È questa la posizione della Corte costituzionale italiana sul cosiddetto “ergastolo ostativo”, un istituto creato in Italia per isolare i mafiosi che non collaborano con la giustizia, e a cui venivano negati permessi o altri benefici.
L’ergastolo ostativo era stato giudicato illegittimo dalla Corte europea dei diritti dell'uomo, che aveva invitato il governo italiano a correggere la normativa, suscitando durissime reazioni da parte di quasi tutte le forze politiche che avevano accusato i giudici europei di non conoscere la realtà mafiosa, che richiede il totale isolamento dei boss che non si pentono. Ora però anche la Corte costituzionale italiana sembra seguire la linea europea: la mancata collaborazione con la giustizia, dicono i giudici della Consulta che hanno dichiarato l'illegittimità costituzionale dell'articolo 4 bis, comma 1, dell'Ordinamento penitenziario, non impedisce i permessi premio per chi è sottoposto all'ergastolo ostativo, a patto che non ci siano collegamenti con la criminalità organizzata. La “pericolosità sociale" del detenuto andrà dunque valutata volta per volta dal magistrato di sorveglianza.

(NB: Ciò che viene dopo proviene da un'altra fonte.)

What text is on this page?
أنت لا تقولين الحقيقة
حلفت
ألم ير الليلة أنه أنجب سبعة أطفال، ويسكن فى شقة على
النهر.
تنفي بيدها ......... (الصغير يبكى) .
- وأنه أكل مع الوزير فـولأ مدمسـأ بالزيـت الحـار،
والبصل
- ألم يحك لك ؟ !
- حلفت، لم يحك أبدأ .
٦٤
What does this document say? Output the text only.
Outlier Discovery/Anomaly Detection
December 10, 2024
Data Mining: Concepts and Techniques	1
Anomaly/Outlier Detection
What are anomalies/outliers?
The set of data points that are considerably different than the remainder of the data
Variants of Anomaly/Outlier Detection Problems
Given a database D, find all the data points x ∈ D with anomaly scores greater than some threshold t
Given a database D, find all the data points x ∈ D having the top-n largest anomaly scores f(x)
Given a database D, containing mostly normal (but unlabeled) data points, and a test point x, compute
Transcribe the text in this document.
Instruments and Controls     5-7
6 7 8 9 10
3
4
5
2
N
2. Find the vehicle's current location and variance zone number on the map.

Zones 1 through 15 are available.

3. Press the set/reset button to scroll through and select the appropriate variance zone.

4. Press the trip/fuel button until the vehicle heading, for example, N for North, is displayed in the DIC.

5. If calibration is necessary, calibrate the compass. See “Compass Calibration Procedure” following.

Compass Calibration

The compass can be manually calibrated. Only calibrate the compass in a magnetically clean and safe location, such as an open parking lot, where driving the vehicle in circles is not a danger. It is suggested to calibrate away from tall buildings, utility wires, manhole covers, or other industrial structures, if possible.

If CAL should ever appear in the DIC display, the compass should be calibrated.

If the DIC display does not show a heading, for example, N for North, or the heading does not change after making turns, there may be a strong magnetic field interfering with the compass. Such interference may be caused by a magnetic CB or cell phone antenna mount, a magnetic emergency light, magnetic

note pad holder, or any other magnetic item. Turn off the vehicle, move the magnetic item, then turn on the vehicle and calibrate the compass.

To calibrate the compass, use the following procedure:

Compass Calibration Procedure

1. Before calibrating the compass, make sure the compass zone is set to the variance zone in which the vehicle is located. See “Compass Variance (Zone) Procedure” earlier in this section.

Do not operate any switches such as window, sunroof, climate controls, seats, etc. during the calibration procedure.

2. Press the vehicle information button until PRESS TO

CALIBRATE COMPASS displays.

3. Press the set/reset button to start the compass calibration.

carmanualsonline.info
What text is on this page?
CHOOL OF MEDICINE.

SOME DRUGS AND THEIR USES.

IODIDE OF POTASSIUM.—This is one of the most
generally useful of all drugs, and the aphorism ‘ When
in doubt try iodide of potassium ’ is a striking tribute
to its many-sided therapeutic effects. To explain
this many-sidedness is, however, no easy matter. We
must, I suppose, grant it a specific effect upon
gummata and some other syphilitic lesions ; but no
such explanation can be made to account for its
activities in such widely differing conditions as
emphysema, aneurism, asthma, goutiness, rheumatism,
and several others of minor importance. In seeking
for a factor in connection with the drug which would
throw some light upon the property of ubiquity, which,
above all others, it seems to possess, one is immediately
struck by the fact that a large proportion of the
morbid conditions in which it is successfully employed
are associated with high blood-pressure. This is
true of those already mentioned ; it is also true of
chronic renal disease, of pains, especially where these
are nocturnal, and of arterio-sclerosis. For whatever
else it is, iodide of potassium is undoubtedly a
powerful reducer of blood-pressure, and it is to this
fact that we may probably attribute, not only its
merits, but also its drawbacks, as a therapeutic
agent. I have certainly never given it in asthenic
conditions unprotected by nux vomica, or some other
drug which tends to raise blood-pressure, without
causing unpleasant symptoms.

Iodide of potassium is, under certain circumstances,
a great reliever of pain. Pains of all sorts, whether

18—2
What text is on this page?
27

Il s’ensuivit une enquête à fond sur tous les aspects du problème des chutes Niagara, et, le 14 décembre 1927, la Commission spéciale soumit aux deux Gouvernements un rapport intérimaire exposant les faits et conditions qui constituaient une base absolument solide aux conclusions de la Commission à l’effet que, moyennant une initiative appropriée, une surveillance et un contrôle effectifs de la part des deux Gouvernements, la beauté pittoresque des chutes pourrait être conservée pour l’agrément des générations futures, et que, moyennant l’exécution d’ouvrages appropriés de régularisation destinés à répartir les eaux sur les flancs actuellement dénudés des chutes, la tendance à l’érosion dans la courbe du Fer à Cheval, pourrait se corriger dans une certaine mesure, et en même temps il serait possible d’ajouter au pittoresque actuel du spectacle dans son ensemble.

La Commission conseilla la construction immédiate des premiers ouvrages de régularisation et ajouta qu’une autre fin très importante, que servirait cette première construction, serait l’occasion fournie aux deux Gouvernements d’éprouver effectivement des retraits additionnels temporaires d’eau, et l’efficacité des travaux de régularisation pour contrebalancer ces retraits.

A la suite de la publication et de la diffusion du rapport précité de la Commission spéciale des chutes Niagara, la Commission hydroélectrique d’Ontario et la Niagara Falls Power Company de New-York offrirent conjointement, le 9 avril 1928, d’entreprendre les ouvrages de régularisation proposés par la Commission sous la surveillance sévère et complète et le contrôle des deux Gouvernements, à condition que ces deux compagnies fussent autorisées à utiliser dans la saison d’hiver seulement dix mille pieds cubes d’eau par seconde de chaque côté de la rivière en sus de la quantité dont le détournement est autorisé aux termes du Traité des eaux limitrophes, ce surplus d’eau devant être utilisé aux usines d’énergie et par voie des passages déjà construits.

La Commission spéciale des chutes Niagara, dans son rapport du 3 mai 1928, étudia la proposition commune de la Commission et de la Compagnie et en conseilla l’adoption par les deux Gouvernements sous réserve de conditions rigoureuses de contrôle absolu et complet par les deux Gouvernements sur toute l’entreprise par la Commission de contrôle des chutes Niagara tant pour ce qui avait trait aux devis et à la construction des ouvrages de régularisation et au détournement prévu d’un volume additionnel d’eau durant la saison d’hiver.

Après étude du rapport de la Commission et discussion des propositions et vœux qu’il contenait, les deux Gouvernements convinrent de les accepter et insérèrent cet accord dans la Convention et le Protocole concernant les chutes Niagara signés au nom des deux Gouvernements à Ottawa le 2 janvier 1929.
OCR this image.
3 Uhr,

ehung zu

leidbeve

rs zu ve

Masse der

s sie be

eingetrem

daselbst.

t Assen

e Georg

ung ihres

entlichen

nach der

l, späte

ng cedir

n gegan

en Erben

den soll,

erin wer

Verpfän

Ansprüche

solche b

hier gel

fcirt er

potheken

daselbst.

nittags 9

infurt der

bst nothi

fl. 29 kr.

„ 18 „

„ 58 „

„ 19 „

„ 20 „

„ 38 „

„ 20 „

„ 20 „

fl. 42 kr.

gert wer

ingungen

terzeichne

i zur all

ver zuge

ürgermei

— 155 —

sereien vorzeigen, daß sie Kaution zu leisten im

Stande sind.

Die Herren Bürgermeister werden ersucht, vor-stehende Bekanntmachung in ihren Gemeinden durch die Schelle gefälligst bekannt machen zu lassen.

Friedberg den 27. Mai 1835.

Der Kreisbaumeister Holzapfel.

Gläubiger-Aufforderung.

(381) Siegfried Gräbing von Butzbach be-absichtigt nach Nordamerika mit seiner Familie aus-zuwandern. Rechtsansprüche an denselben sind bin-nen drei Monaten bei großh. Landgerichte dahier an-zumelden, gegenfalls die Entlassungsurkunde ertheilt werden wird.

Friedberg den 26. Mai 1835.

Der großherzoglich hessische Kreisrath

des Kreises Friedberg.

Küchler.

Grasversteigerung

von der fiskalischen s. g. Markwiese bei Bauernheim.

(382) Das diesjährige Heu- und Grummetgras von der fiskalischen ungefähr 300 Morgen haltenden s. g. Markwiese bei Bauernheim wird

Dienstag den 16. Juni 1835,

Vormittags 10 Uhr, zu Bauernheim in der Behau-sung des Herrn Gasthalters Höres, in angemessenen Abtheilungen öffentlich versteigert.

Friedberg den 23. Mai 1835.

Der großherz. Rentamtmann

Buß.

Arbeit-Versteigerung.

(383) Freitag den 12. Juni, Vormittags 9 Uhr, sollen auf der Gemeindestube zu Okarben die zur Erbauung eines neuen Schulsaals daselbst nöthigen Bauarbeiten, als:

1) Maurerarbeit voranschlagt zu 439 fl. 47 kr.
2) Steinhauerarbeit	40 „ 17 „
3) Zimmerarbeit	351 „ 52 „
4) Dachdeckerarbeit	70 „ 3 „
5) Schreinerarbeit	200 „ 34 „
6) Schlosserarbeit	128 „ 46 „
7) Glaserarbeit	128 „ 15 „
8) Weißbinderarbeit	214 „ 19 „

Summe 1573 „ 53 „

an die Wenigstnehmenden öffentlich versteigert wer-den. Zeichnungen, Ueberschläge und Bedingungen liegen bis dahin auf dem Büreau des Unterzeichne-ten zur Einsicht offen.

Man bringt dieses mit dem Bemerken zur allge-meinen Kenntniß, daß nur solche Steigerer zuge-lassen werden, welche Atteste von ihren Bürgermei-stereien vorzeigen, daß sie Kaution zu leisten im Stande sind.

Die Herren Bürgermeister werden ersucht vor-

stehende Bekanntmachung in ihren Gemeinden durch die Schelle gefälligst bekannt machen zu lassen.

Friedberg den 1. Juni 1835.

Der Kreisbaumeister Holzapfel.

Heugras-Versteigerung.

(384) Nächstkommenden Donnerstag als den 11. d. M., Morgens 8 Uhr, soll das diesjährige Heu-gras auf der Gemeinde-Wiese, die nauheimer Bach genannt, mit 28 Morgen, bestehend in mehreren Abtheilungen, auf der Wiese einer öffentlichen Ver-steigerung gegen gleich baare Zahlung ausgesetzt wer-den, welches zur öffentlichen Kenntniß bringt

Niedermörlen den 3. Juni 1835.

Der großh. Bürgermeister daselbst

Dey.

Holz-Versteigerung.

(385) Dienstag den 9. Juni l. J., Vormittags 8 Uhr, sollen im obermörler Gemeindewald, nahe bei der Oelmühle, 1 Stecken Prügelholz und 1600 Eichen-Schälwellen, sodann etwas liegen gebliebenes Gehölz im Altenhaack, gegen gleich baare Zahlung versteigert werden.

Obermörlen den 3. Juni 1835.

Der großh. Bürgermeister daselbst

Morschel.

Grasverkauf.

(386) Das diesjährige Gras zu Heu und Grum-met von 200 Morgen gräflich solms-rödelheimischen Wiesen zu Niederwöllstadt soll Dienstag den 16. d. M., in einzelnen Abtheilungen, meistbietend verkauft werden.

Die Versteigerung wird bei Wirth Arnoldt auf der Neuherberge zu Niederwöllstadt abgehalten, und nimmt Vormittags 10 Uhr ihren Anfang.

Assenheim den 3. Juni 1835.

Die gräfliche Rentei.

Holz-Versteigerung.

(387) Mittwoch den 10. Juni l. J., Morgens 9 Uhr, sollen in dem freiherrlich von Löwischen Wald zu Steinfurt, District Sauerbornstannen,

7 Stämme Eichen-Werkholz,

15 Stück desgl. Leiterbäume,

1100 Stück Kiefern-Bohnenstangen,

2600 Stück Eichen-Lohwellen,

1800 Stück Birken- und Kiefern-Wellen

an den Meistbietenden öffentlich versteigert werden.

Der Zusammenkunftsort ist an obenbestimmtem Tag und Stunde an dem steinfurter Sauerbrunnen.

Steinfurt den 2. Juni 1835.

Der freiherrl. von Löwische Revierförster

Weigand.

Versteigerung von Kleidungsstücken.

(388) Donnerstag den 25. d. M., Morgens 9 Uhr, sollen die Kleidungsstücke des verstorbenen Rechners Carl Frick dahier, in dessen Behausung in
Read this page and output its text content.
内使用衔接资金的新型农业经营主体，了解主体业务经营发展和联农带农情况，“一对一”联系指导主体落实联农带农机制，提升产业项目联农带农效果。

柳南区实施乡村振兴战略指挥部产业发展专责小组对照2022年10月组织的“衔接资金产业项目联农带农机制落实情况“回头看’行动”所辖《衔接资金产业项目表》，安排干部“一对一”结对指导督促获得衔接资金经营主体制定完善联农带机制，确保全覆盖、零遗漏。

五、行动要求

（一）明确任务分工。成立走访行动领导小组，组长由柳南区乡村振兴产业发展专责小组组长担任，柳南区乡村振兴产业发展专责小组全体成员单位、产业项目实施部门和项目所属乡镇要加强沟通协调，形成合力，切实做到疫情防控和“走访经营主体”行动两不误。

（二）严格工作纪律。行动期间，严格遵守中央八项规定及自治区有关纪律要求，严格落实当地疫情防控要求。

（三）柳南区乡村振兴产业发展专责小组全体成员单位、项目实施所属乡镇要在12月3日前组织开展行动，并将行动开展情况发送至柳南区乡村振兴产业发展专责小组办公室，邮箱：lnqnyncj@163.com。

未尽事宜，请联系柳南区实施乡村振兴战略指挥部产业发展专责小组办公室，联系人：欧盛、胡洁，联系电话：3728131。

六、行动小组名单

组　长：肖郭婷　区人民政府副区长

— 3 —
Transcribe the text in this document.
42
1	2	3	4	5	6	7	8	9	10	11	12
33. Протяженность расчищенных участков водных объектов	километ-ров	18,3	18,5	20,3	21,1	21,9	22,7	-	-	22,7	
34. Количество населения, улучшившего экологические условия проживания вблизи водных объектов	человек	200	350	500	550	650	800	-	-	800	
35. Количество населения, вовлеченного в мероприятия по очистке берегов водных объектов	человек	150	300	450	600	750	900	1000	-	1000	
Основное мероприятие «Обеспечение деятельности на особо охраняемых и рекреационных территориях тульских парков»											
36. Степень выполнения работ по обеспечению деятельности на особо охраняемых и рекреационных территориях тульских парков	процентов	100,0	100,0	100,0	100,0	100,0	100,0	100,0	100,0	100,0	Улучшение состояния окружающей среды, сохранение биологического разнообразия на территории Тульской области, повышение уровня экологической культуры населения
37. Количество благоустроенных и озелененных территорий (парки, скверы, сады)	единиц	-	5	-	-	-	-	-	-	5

La reazione del governo è stata immediata, di stupore e dissenso con i giudici costituzionali: “Qualcuno sostiene che con il carcere duro si ledono diritti umani, ma noi non siamo d'accordo”, ha detto Luigi Di Maio. “Rispettiamo la sentenza della Corte ma faremo una battaglia perché chi è in galera con il carcere duro ci rimanga”.
Anche il segretario del Pd Nicola Zingaretti ha parlato di una sentenza “un po' stravagante”, mentre per Matteo Salvini la sentenza sui permessi premio agli ergastolani “è devastante e – ha aggiunto - cercheremo di smontarla con ogni mezzo legalmente possibile”.
Attualmente, secondo i dati pubblicati dal Corriere della Sera, sarebbero 1.106 i condannati al carcere duro che potenzialmente potrebbero accedere a permessi e altre agevolazioni, fra gli altri i boss Leoluca Bagarella e Raffaele Cutolo, gli stragisti Filippo e Giuseppe Graviano, autori delle stragi del 1993 a Firenze, Milano e Roma, Giovanni Riina, figlio di Totò, e i casalesi Francesco "Sandokan" Schiavone e Michele Zagaria.